Evaluate architectural impact of Rapid Diffs caching requirements on shared infrastructure

Context

In !222771 (merged), Rapid Diffs caching requirements drove changes to shared application infrastructure. Specifically, user-logged-in/user-logged-out CSS classes were added to the <html> element via page_class in application_helper.rb - affecting every page in the application - so that the "Viewed" checkbox could render identically for all users and be cacheable at the component level.

The specific UX concern (rendering a non-functional checkbox for unauthenticated users) was resolved cleanly: CSS hides the element for logged-out users, and a JS-side codeReviewEnabled flag prevents behavioral activation. No UX degradation occurs.

Problem

The architectural concern remains: Rapid Diffs caching requirements are driving changes to shared application infrastructure that are being decided inside individual feature MRs rather than as deliberate architectural decisions.

In this case, the change was small (one line in page_class following an existing pattern of 8+ similar conditional class additions). But the pattern it establishes is worth examining:

  • Auth-state CSS classes on <html> did not exist before this change.
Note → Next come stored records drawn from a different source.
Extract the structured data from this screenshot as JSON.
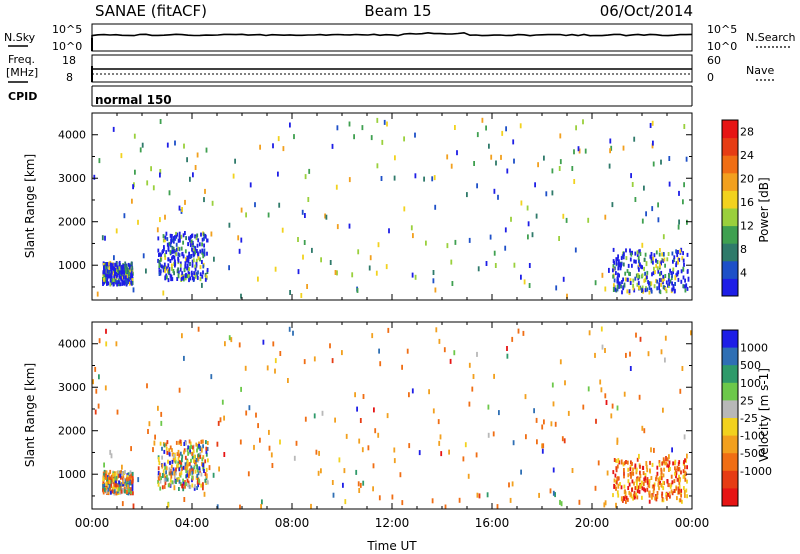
{
  "header": {
    "station": "SANAE (fitACF)",
    "beam": "Beam 15",
    "date": "06/Oct/2014"
  },
  "aux_panels": {
    "nsky": {
      "label": "N.Sky",
      "ticks": [
        "10^5",
        "10^0"
      ],
      "right_label": "N.Search",
      "right_ticks": [
        "10^5",
        "10^0"
      ]
    },
    "freq": {
      "label_top": "Freq.",
      "label_bottom": "[MHz]",
      "ticks": [
        "18",
        "8"
      ],
      "right_label": "Nave",
      "right_ticks": [
        "60",
        "0"
      ]
    },
    "cpid": {
      "label": "CPID",
      "value": "normal 150"
    }
  },
  "colors": {
    "power_scale": [
      "#1e1ee6",
      "#1e50c8",
      "#2f7a6a",
      "#3fa050",
      "#9ad03c",
      "#f2d21e",
      "#f2a01e",
      "#f06e14",
      "#e63c14",
      "#e61414"
    ],
    "velocity_scale": [
      "#1e1ee6",
      "#2f6fb4",
      "#2f9a6a",
      "#6cc84a",
      "#b8b8b8",
      "#f2d21e",
      "#f2a01e",
      "#f06e14",
      "#e63c14",
      "#e61414"
    ]
  },
  "chart_data": [
    {
      "type": "heatmap",
      "name": "power",
      "ylabel": "Slant Range [km]",
      "xlabel": "",
      "x_ticks": [
        "00:00",
        "04:00",
        "08:00",
        "12:00",
        "16:00",
        "20:00",
        "00:00"
      ],
      "y_ticks": [
        1000,
        2000,
        3000,
        4000
      ],
      "ylim": [
        200,
        4500
      ],
      "xlim": [
        0,
        24
      ],
      "colorbar_label": "Power [dB]",
      "colorbar_ticks": [
        "4",
        "8",
        "12",
        "16",
        "20",
        "24",
        "28"
      ],
      "colorbar_range": [
        0,
        30
      ],
      "scatter_regions": [
        {
          "t": [
            0.4,
            1.6
          ],
          "r": [
            600,
            1100
          ],
          "dense": true
        },
        {
          "t": [
            2.6,
            4.6
          ],
          "r": [
            700,
            1800
          ],
          "dense": true
        },
        {
          "t": [
            20.8,
            23.8
          ],
          "r": [
            400,
            1400
          ],
          "dense": true
        },
        {
          "t": [
            0,
            24
          ],
          "r": [
            300,
            4400
          ],
          "dense": false
        }
      ]
    },
    {
      "type": "heatmap",
      "name": "velocity",
      "ylabel": "Slant Range [km]",
      "xlabel": "Time UT",
      "x_ticks": [
        "00:00",
        "04:00",
        "08:00",
        "12:00",
        "16:00",
        "20:00",
        "00:00"
      ],
      "y_ticks": [
        1000,
        2000,
        3000,
        4000
      ],
      "ylim": [
        200,
        4500
      ],
      "xlim": [
        0,
        24
      ],
      "colorbar_label": "Velocity [m s-1]",
      "colorbar_ticks": [
        "1000",
        "500",
        "100",
        "25",
        "-25",
        "-100",
        "-500",
        "-1000"
      ],
      "scatter_regions": [
        {
          "t": [
            0.4,
            1.6
          ],
          "r": [
            600,
            1100
          ],
          "dense": true
        },
        {
          "t": [
            2.6,
            4.6
          ],
          "r": [
            700,
            1800
          ],
          "dense": true
        },
        {
          "t": [
            20.8,
            23.8
          ],
          "r": [
            400,
            1400
          ],
          "dense": true
        },
        {
          "t": [
            0,
            24
          ],
          "r": [
            300,
            4400
          ],
          "dense": false
        }
      ]
    }
  ]
}
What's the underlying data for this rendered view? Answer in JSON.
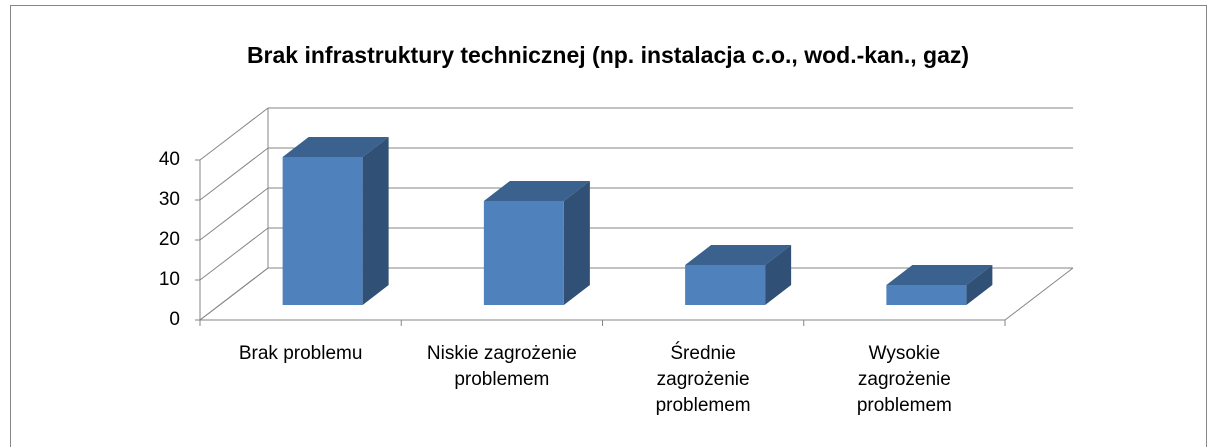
{
  "chart_data": {
    "type": "bar3d",
    "title": "Brak infrastruktury technicznej (np. instalacja c.o., wod.-kan., gaz)",
    "categories": [
      "Brak problemu",
      "Niskie zagrożenie\nproblemem",
      "Średnie\nzagrożenie\nproblemem",
      "Wysokie\nzagrożenie\nproblemem"
    ],
    "values": [
      37,
      26,
      10,
      5
    ],
    "color": "#4f81bd",
    "ylim": [
      0,
      40
    ],
    "yticks": [
      0,
      10,
      20,
      30,
      40
    ],
    "grid": true
  }
}
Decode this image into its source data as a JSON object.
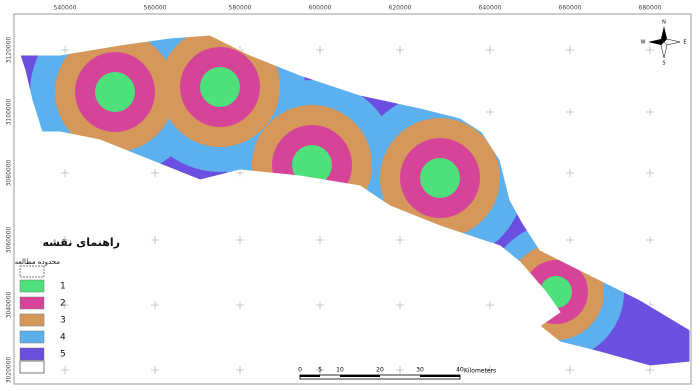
{
  "map": {
    "x_labels": [
      540000,
      560000,
      580000,
      600000,
      620000,
      640000,
      660000,
      680000
    ],
    "y_labels": [
      3120000,
      3100000,
      3080000,
      3060000,
      3040000,
      3020000
    ]
  },
  "legend": {
    "title": "راهنمای نقشه",
    "study_area": "محدوده مطالعه",
    "items": [
      "1",
      "2",
      "3",
      "4",
      "5"
    ]
  },
  "scale_bar": {
    "ticks": [
      0,
      5,
      10,
      20,
      30,
      40
    ],
    "unit": "Kilometers"
  },
  "compass": {
    "north": "N",
    "east": "E",
    "south": "S",
    "west": "W"
  }
}
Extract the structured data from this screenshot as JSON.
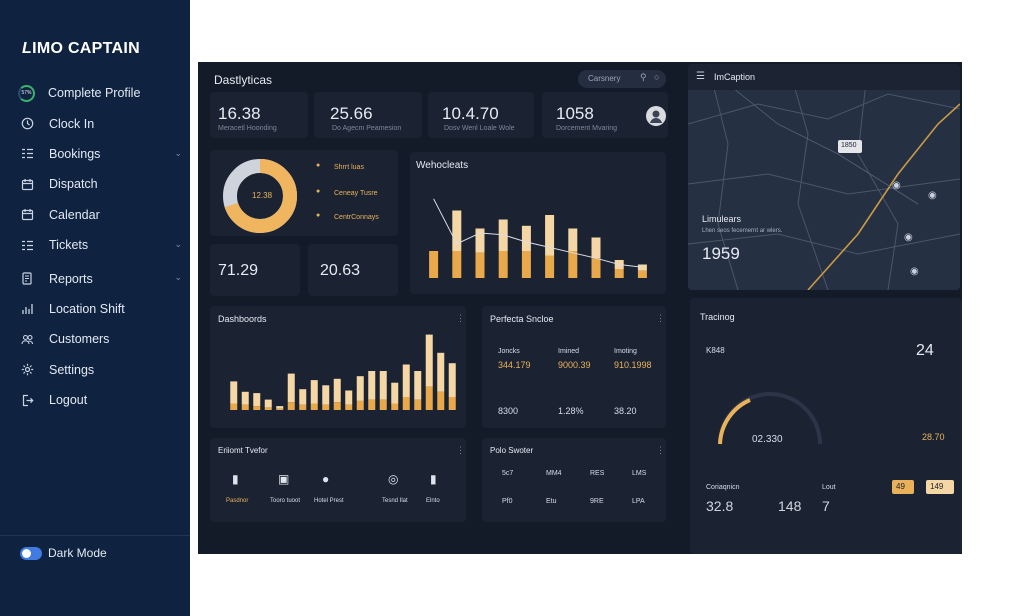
{
  "brand": {
    "name": "IMO CAPTAIN",
    "mark": "L"
  },
  "sidebar": {
    "profile_progress": "57%",
    "items": [
      {
        "label": "Complete Profile",
        "icon": "progress-ring-icon",
        "has_chevron": false
      },
      {
        "label": "Clock In",
        "icon": "clock-icon",
        "has_chevron": false
      },
      {
        "label": "Bookings",
        "icon": "list-icon",
        "has_chevron": true
      },
      {
        "label": "Dispatch",
        "icon": "calendar-icon",
        "has_chevron": false
      },
      {
        "label": "Calendar",
        "icon": "calendar-icon",
        "has_chevron": false
      },
      {
        "label": "Tickets",
        "icon": "list-icon",
        "has_chevron": true
      },
      {
        "label": "Reports",
        "icon": "report-icon",
        "has_chevron": true
      },
      {
        "label": "Location Shift",
        "icon": "chart-icon",
        "has_chevron": false
      },
      {
        "label": "Customers",
        "icon": "users-icon",
        "has_chevron": false
      },
      {
        "label": "Settings",
        "icon": "gear-icon",
        "has_chevron": false
      },
      {
        "label": "Logout",
        "icon": "logout-icon",
        "has_chevron": false
      }
    ],
    "dark_mode_label": "Dark Mode",
    "dark_mode_on": true
  },
  "screenshot": {
    "header": {
      "title": "Dastlyticas",
      "search_text": "Carsnery"
    },
    "map_title": "ImCaption",
    "kpis": [
      {
        "value": "16.38",
        "label": "Meracetl Hoonding"
      },
      {
        "value": "25.66",
        "label": "Do Agecm Peamesion"
      },
      {
        "value": "10.4.70",
        "label": "Dosv Wenl Loale Wole"
      },
      {
        "value": "1058",
        "label": "Dorcement Mvaring"
      }
    ],
    "donut": {
      "center": "12.38",
      "fraction": 0.7,
      "legend": [
        "Shrrt luas",
        "Ceneay Tusre",
        "CentrConnays"
      ]
    },
    "small_stats": [
      {
        "value": "71.29"
      },
      {
        "value": "20.63"
      }
    ],
    "bar_panel_title": "Wehocleats",
    "map_panel": {
      "title": "Limulears",
      "sub": "Lhen seos fecemernt ar wlers.",
      "value": "1959",
      "pin_label": "1850"
    },
    "dashboard_title": "Dashboords",
    "perf_title": "Perfecta Sncloe",
    "perf_cols": [
      {
        "label": "Joncks",
        "v1": "344.179",
        "v2": "8300"
      },
      {
        "label": "Imined",
        "v1": "9000.39",
        "v2": "1.28%"
      },
      {
        "label": "Imoting",
        "v1": "910.1998",
        "v2": "38.20"
      }
    ],
    "tracking": {
      "title": "Tracinog",
      "code": "K848",
      "value": "02.330",
      "side": "24",
      "side_value": "28.70"
    },
    "efficient_title": "Eriiomt Tvefor",
    "efficient_items": [
      "Pasdnor",
      "Tooro tuoot",
      "Hotel Prest",
      "Tesnd Ilat",
      "Elnto"
    ],
    "pools_title": "Polo Swoter",
    "pools_items": [
      "5c7",
      "MM4",
      "RES",
      "LMS",
      "Pf0",
      "Etu",
      "9RE",
      "LPA"
    ],
    "bottom_stats": {
      "label_a": "Coriaqnicn",
      "label_b": "Lout",
      "v1": "32.8",
      "v2": "148",
      "v3": "7",
      "box1": "49",
      "box2": "149"
    },
    "colors": {
      "accent": "#e9b25a",
      "cream": "#f5d7a6",
      "panel": "#1b2333",
      "bg": "#141b28"
    }
  },
  "chart_data": [
    {
      "type": "bar",
      "title": "Wehocleats",
      "series": [
        {
          "values": [
            30,
            75,
            55,
            65,
            58,
            70,
            55,
            45,
            20,
            15
          ]
        },
        {
          "values": [
            30,
            30,
            28,
            30,
            30,
            25,
            30,
            22,
            10,
            8
          ]
        }
      ],
      "overlay_line": [
        88,
        38,
        50,
        48,
        40,
        34,
        28,
        22,
        15,
        12
      ]
    },
    {
      "type": "bar",
      "title": "Dashboords",
      "series": [
        {
          "values": [
            22,
            14,
            13,
            8,
            3,
            28,
            16,
            23,
            19,
            24,
            15,
            26,
            30,
            30,
            21,
            35,
            30,
            58,
            44,
            36
          ]
        },
        {
          "values": [
            5,
            4,
            3,
            2,
            1,
            6,
            4,
            5,
            4,
            6,
            4,
            7,
            8,
            8,
            5,
            10,
            8,
            18,
            14,
            10
          ]
        }
      ]
    }
  ]
}
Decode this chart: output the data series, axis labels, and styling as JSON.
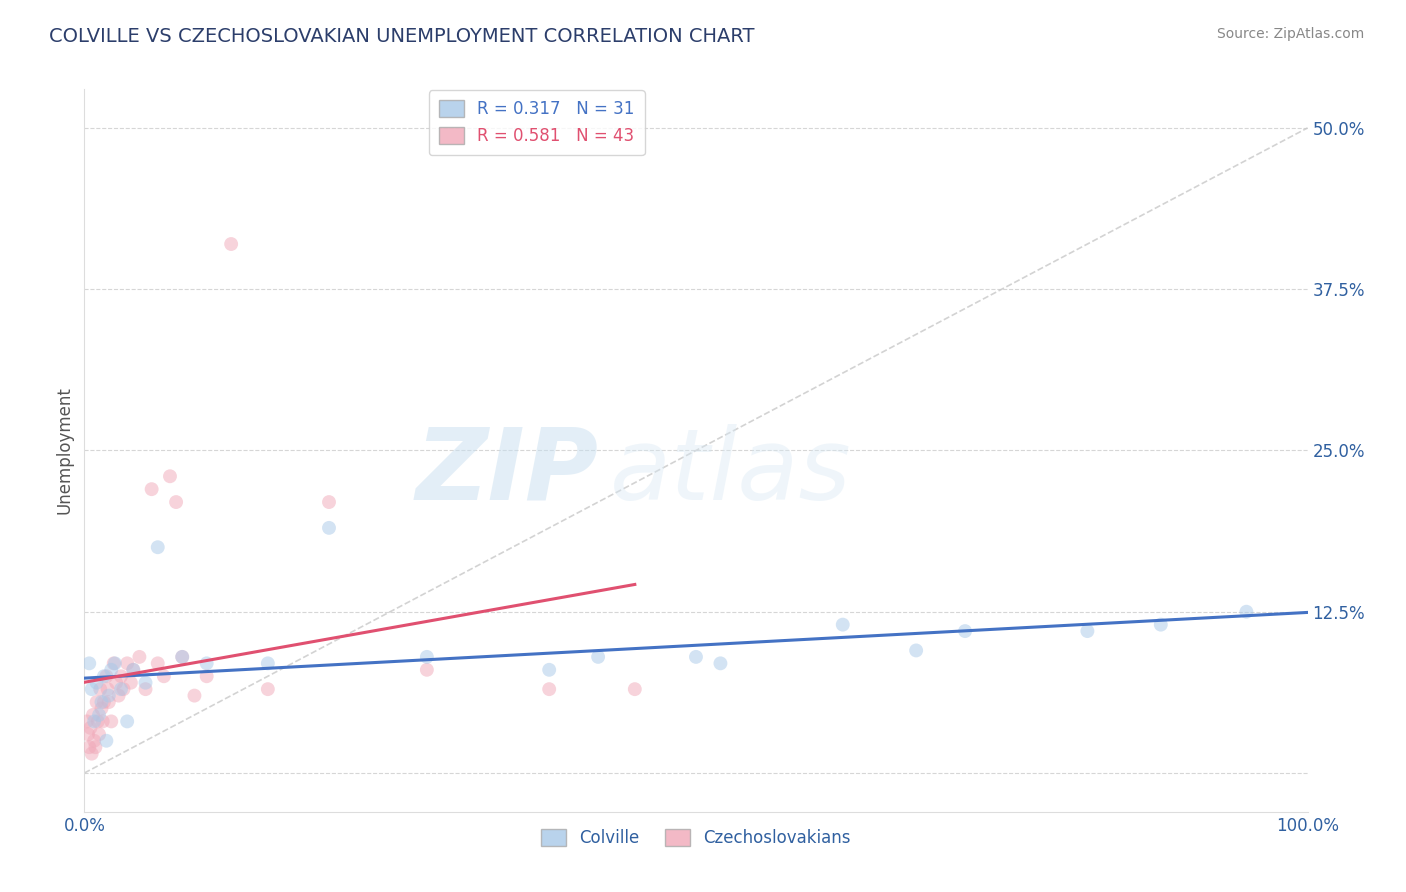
{
  "title": "COLVILLE VS CZECHOSLOVAKIAN UNEMPLOYMENT CORRELATION CHART",
  "source_text": "Source: ZipAtlas.com",
  "ylabel": "Unemployment",
  "xlim": [
    0,
    1.0
  ],
  "ylim": [
    -0.03,
    0.53
  ],
  "xticks": [
    0.0,
    0.25,
    0.5,
    0.75,
    1.0
  ],
  "xticklabels": [
    "0.0%",
    "",
    "",
    "",
    "100.0%"
  ],
  "yticks": [
    0.0,
    0.125,
    0.25,
    0.375,
    0.5
  ],
  "yticklabels": [
    "",
    "12.5%",
    "25.0%",
    "37.5%",
    "50.0%"
  ],
  "grid_color": "#cccccc",
  "background_color": "#ffffff",
  "title_color": "#2c3e6b",
  "axis_color": "#3060a0",
  "colville_color": "#a8c8e8",
  "czech_color": "#f0a8b8",
  "colville_line_color": "#4472c4",
  "czech_line_color": "#e05070",
  "ref_line_color": "#c8c8c8",
  "legend_R1": "0.317",
  "legend_N1": "31",
  "legend_R2": "0.581",
  "legend_N2": "43",
  "legend_label1": "Colville",
  "legend_label2": "Czechoslovakians",
  "watermark_zip": "ZIP",
  "watermark_atlas": "atlas",
  "colville_x": [
    0.004,
    0.006,
    0.008,
    0.01,
    0.012,
    0.014,
    0.016,
    0.018,
    0.02,
    0.022,
    0.025,
    0.03,
    0.035,
    0.04,
    0.05,
    0.06,
    0.08,
    0.1,
    0.15,
    0.2,
    0.28,
    0.38,
    0.42,
    0.5,
    0.52,
    0.62,
    0.68,
    0.72,
    0.82,
    0.88,
    0.95
  ],
  "colville_y": [
    0.085,
    0.065,
    0.04,
    0.07,
    0.045,
    0.055,
    0.075,
    0.025,
    0.06,
    0.08,
    0.085,
    0.065,
    0.04,
    0.08,
    0.07,
    0.175,
    0.09,
    0.085,
    0.085,
    0.19,
    0.09,
    0.08,
    0.09,
    0.09,
    0.085,
    0.115,
    0.095,
    0.11,
    0.11,
    0.115,
    0.125
  ],
  "czech_x": [
    0.002,
    0.003,
    0.004,
    0.005,
    0.006,
    0.007,
    0.008,
    0.009,
    0.01,
    0.011,
    0.012,
    0.013,
    0.014,
    0.015,
    0.016,
    0.018,
    0.019,
    0.02,
    0.022,
    0.024,
    0.026,
    0.028,
    0.03,
    0.032,
    0.035,
    0.038,
    0.04,
    0.045,
    0.05,
    0.055,
    0.06,
    0.065,
    0.07,
    0.075,
    0.08,
    0.09,
    0.1,
    0.12,
    0.15,
    0.2,
    0.28,
    0.38,
    0.45
  ],
  "czech_y": [
    0.04,
    0.03,
    0.02,
    0.035,
    0.015,
    0.045,
    0.025,
    0.02,
    0.055,
    0.04,
    0.03,
    0.065,
    0.05,
    0.04,
    0.055,
    0.075,
    0.065,
    0.055,
    0.04,
    0.085,
    0.07,
    0.06,
    0.075,
    0.065,
    0.085,
    0.07,
    0.08,
    0.09,
    0.065,
    0.22,
    0.085,
    0.075,
    0.23,
    0.21,
    0.09,
    0.06,
    0.075,
    0.41,
    0.065,
    0.21,
    0.08,
    0.065,
    0.065
  ],
  "marker_size": 100,
  "marker_alpha": 0.5,
  "line_width": 2.2
}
Now they do, on every page, for every user.
  • Future Rapid Diffs features that are user-specific (e.g., commenting, approvals, suggestions) will likely require similar adaptations to keep component HTML user-agnostic.
  • Each of these adaptations may individually be small, but their cumulative effect on the application's global surface area is not being evaluated holistically.

Goal

Document and evaluate the full set of shared infrastructure changes that the Rapid Diffs caching strategy requires, so they can be reviewed as a cohesive architectural decision rather than discovered piecemeal across feature MRs.

Specific questions:

  1. What other user-specific UI elements in Rapid Diffs will need similar treatment?
  2. What is the complete set of global changes (CSS classes, data attributes, layout modifications) that the caching strategy will require?
  3. Should these changes be implemented in a dedicated infrastructure MR with architectural review, rather than embedded in feature work?

Examples

MR Change Scope
!222771 (merged) Added user-logged-in/user-logged-out to page_class Every page, <html> element
!222771 (merged) Added code_review_enabled to extra_app_data Rapid Diffs MR pages only

Stakeholders

This decision should involve engineering leads familiar with the application's shared infrastructure and the Rapid Diffs caching architecture.